In my esperience with football:

  1. some position requires far more weight training than a sprinter needs.
  2. muscle mass is very important in many position
    3)speed makes you fast…wait, do not take it so straightly…10x20y cannot substitute squat deads and pc…for lineman I do not think we should run all the year (except for once a week or so during initial prep months)
    4)lateral work is important.You emphasize differen muscle groups and contractions than sprinting.Getting faster gives you an edge, but all the players should not forego agility for long (could be routes, basket ball or whatever, but you cannot just run straight)

This is just my experience and opinion

It’s been shown time and time again that agility will increase in a linear fashion with speed reserve, AND, that agility is developed by playing the game.
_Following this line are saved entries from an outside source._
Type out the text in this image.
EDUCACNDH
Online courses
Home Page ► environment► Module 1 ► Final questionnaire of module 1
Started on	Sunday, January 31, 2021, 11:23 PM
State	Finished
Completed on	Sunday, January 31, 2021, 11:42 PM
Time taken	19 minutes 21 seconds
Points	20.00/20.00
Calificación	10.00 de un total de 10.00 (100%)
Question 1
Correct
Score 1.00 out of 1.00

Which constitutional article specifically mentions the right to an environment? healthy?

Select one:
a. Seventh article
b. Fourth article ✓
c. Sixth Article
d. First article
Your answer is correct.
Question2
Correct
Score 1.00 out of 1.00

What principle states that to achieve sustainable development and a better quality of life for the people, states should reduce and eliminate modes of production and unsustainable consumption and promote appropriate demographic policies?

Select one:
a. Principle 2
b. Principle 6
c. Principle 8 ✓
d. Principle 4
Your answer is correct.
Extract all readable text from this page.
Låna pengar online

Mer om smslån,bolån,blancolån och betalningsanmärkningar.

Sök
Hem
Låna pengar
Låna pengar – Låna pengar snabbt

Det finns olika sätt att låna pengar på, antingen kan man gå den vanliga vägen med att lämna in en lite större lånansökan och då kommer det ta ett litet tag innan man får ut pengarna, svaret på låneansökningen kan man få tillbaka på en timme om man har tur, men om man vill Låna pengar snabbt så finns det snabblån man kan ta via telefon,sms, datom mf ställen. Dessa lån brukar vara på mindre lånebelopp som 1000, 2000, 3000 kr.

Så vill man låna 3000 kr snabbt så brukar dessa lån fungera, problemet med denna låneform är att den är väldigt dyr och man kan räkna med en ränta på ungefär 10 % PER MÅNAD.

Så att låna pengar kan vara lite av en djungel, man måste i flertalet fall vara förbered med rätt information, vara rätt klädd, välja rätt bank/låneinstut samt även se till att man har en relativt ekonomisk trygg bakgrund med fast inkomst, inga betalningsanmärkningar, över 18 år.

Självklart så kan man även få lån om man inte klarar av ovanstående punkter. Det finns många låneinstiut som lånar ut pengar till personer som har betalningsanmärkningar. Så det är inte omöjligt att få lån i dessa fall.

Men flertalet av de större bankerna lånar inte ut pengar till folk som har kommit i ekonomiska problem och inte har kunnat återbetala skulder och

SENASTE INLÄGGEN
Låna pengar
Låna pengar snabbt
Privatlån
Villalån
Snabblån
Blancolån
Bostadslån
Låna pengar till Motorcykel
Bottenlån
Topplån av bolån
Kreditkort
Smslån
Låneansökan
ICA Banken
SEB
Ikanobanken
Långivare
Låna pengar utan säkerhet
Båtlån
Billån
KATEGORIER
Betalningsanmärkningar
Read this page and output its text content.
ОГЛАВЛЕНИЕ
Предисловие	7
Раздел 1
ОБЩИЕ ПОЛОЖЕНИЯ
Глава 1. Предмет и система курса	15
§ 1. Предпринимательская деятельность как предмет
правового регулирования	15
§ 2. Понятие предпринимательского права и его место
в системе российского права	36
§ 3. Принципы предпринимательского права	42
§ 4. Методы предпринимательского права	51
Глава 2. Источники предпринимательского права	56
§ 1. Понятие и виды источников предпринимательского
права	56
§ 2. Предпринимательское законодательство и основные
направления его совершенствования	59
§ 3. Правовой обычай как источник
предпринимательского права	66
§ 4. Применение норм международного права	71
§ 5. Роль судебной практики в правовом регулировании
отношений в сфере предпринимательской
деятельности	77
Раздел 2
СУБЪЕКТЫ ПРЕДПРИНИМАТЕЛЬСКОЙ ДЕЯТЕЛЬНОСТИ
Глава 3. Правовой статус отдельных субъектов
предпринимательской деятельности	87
That’s what sport specific approaches should be - simply playing the game. An athlete can not be developed for a specific sport in the weightroom. They’re developed as an overall athlete.

I disagree with the lineman statement - I think this is a big contributing factor to many high school and smaller colleges losses. Lineman are argubly some of the most important players on the field - they are the reason backs run holes, there is a hope that they will create a big enough gap so the back can run for many yards. If you have big, strong, and BLAZING FAST linemen…there is going to be exponentially larger ammounts of pressure on the QB that wouldn’t be there otherwise. Sacks are the worst thing to happen to a QB in a game and if you have lineman that are fast, agile, and strong…that QB will be shaking in his boots imagining 3+ blitzing lineman coming for him every single play (which in todays football doesn’t happen because of this idea that lineman don’t need to be fast, just strong). When I watch football, I want to see the stronger team run over the weaker team. Lineman should be chasing down recivers like backs when they come through holes, blitizing the QB, pushing defenders on the ground…I’d even go as far as saying lineman should be athletically, in the same pool as recievers in regards to quickness (though of course recivers will always be faster because of body comp, genetics, etc).

Hey cf are there cases where you would strength train 4 days per with football athletes?

Also with the NCAA setup most of there training blocks are very short 6-8 weeks in length, 6-8 weeks in the spring and 6-8 weeks in the summer how would you progress with there speed work?

With the NFL guys I’ve worked with:
1:Yes. 2:Yes. and 3:No, because they already have that background and it can be enhanced safely via straight line improvement in elasticity and explosiveness.
I have done in-season Programming for teams and not individuals because obviously the team will set the workouts and the plan must be tailored to the coaching schemes etc.

It’s possible though I haven’t. NFL training blocks are short too. You just have to work around the time frame.

Some good points. remember that linemen go 100% much of the time while backs average around 80% most of the time.

nfl blocks are diff then college in the nfl you may have 12-16 weeks with one or two of mini camps at certain times. im looking at the detriot lions program they have one six week blk follow by 3 day mini camp then 8 week block follow 14day camp follow by 2.5 week block; this is much better then the ncaa system

Look at the actual improvement time you have as you can’t send em dead into the camps and they have to get over them as well. Also check if they are actually in Detriot for those entire periods.

your right, i just think its hard to train ncaa fb players these days bc of these short blocks back in the 80-90’s coaches had 12+weeks with there players.

Yes, it makes it tough. And, while you’re worrying about that, you also have to worry about the trainers outside who don’t worry enough!